2. The method of claim 1, comprising wirelessly communicating with a processing device remote from the health monitor.

3. The method of claim 2, wherein said communicating comprises communicating according to a Bluetooth standard.

4. The method of claim 1, wherein said trigging the misalignment indicator comprises displaying training indicia to guide a proper positioning of the optical probe.

5. The method of claim 1, wherein said trigging the misalignment indicator comprises activating the indicator until the optical probe is properly positioned.

6. The method of claim 1, wherein said trigging the misalignment indicator comprises at least one of an audible and visual alert.

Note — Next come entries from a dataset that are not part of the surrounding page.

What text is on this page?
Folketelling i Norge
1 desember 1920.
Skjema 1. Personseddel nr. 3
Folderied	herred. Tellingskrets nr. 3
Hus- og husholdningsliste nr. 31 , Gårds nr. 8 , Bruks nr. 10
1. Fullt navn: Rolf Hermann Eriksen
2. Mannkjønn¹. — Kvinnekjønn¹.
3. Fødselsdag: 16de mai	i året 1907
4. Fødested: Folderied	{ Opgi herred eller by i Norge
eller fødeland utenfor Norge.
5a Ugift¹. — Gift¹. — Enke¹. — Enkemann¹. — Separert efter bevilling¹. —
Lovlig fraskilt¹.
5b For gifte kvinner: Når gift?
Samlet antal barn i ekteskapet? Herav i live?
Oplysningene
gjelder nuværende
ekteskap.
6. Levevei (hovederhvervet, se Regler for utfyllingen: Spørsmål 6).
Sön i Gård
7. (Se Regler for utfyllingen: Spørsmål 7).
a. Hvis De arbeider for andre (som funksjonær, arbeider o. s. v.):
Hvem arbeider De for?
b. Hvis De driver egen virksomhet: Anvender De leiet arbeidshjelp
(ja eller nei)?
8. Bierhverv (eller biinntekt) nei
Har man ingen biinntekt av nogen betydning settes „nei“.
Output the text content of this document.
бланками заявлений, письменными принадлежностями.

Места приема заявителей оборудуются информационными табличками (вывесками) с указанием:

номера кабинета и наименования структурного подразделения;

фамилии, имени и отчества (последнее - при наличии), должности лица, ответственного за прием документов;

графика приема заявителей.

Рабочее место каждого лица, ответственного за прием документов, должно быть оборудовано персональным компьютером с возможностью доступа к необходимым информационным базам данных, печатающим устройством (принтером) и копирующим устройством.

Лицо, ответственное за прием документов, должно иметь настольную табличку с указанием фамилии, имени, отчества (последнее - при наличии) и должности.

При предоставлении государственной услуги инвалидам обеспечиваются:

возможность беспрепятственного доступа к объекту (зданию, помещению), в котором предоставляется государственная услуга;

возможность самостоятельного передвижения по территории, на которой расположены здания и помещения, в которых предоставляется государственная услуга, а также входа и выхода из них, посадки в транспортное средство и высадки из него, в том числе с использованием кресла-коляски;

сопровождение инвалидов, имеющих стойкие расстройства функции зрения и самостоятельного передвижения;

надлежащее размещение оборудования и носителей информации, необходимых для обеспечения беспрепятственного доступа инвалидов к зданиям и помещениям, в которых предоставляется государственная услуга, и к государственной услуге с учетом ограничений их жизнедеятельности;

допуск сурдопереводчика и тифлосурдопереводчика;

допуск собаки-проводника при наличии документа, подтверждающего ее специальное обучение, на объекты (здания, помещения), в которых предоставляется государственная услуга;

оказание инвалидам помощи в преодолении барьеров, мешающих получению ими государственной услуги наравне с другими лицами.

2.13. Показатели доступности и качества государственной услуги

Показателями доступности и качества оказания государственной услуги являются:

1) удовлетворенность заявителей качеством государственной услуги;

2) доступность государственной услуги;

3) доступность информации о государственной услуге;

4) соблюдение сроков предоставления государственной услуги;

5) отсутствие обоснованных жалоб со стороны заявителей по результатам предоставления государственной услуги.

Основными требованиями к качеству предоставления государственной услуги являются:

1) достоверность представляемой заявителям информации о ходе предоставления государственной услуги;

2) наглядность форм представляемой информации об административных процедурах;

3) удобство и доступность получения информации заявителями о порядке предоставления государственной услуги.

7. The method of claim 1, wherein activating the emitters comprises activating emitters to emit light centered within at least two of the following wavelength ranges: from about 605 nm to about 614 nm,from about 615 nm to about 624 nm,from about 625 nm to about 635 nm,from about 655 nm to about 665 nm,from about 690 nm to about 710 nm,from about 720 nm to about 740 nm,from about 785 nm to about 825 nm, andfrom 875 nm to about 935 nm.

8. The method of claim 1, wherein activating the emitters comprises activating emitters to emit light centered around at least two of the following wavelengths about 610 nm, about 620 nm, about 630 nm, about 660 nm, about 700 nm, about 730 nm, about 800 nm and about 905 nm.